By approaching tobacco as a ‘wicked problem’, students applied their skills to an important and wide-reaching public health issue in Indonesia, while building a deep cultural understanding of Australia’s closest neighbour. Students were supported to work in collaborative, practical, and research-based ways, designing public outcomes that were launched in a festival on the 19th and 20th of January.

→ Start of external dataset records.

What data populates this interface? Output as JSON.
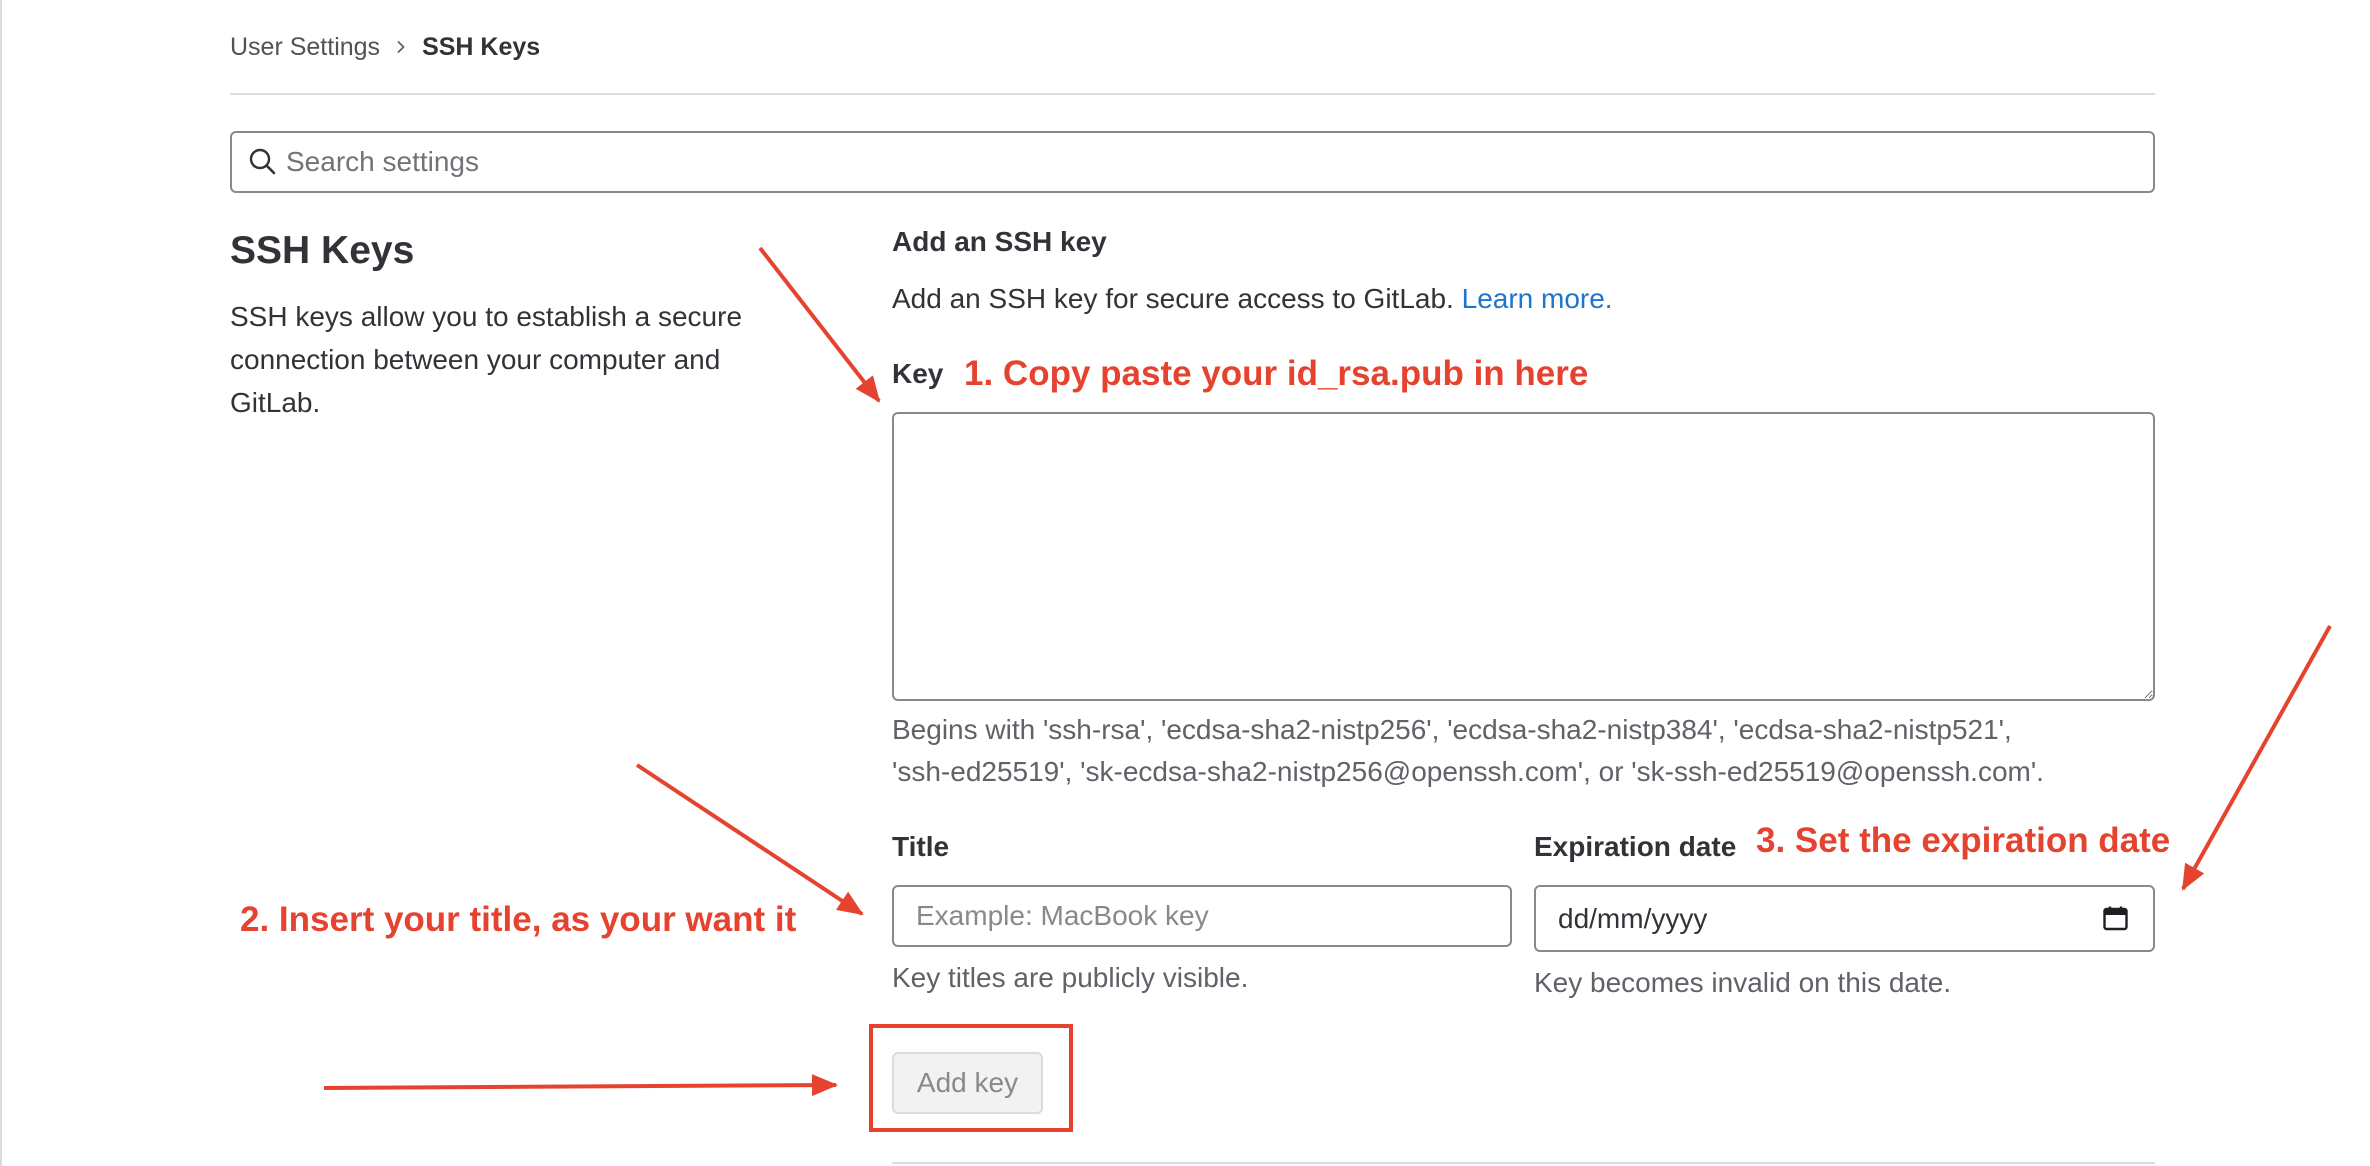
{
  "breadcrumb": {
    "parent": "User Settings",
    "current": "SSH Keys"
  },
  "search": {
    "placeholder": "Search settings",
    "value": ""
  },
  "section": {
    "title": "SSH Keys",
    "description": "SSH keys allow you to establish a secure\nconnection between your computer and\nGitLab."
  },
  "form": {
    "heading": "Add an SSH key",
    "intro": "Add an SSH key for secure access to GitLab.",
    "learn_more_label": "Learn more.",
    "key": {
      "label": "Key",
      "value": "",
      "help": "Begins with 'ssh-rsa', 'ecdsa-sha2-nistp256', 'ecdsa-sha2-nistp384', 'ecdsa-sha2-nistp521',\n'ssh-ed25519', 'sk-ecdsa-sha2-nistp256@openssh.com', or 'sk-ssh-ed25519@openssh.com'."
    },
    "title": {
      "label": "Title",
      "placeholder": "Example: MacBook key",
      "value": "",
      "help": "Key titles are publicly visible."
    },
    "expiration": {
      "label": "Expiration date",
      "value": "dd/mm/yyyy",
      "help": "Key becomes invalid on this date."
    },
    "submit": {
      "label": "Add key",
      "disabled": true
    }
  },
  "annotations": {
    "key": "1. Copy paste your id_rsa.pub in here",
    "title": "2. Insert your title, as your want it",
    "expiration": "3. Set the expiration date"
  },
  "icons": {
    "breadcrumb_separator": "chevron-right-icon",
    "search": "search-icon",
    "calendar": "calendar-icon"
  },
  "colors": {
    "annotation": "#e5432f",
    "link": "#1f75cb",
    "text": "#333238",
    "muted": "#626168"
  }
}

Amongst the work produced, students responded to the prolific use of WhatsApp chatting in Indonesia by designing a public billboard celebrating the reasons young people chose not to smoke. Others designed a workshop to paint new hats for local acil-acil, the women who sell tropical fruit at Banjarmasin’s floating markets. Students also collaborated on short films that were screened in a public square and online. One group of students painted a mural titled ‘Lungs as Wings’ presenting a positive health message to their peers in Banjarmasin.

This Global Studio is lead by design lecturers Dr Alexandra Crosby and Jessica Lea Dunn. Students were funded through the New Columbo Plan.

Tobacco related facts in Indonesia:

  • More than 2,677,000 children and 53,767,000 adults use tobacco in Indonesia.
  • Tobacco kills 217,400 Indonesians every year.
  • Indonesian males are initiating tobacco use at younger and younger ages – many as early as twelve years old. Tobacco use is the leading risk factor for non-communicable diseases, which could cost Indonesia’s economy as much as US$4.5 trillion from 2012 to 2030, according to the World Economic Forum.
  • 36.3% of people aged 15 and above in South Kalimantan are smokers (data: Basic Health Research 2013).
  • 43.8% of Indonesian smokers start when they were 15-19 years old.
  • 84.6% of South Kalimantan’s smokers smoke at home, putting family members including babies and young children at risk of passive smoke.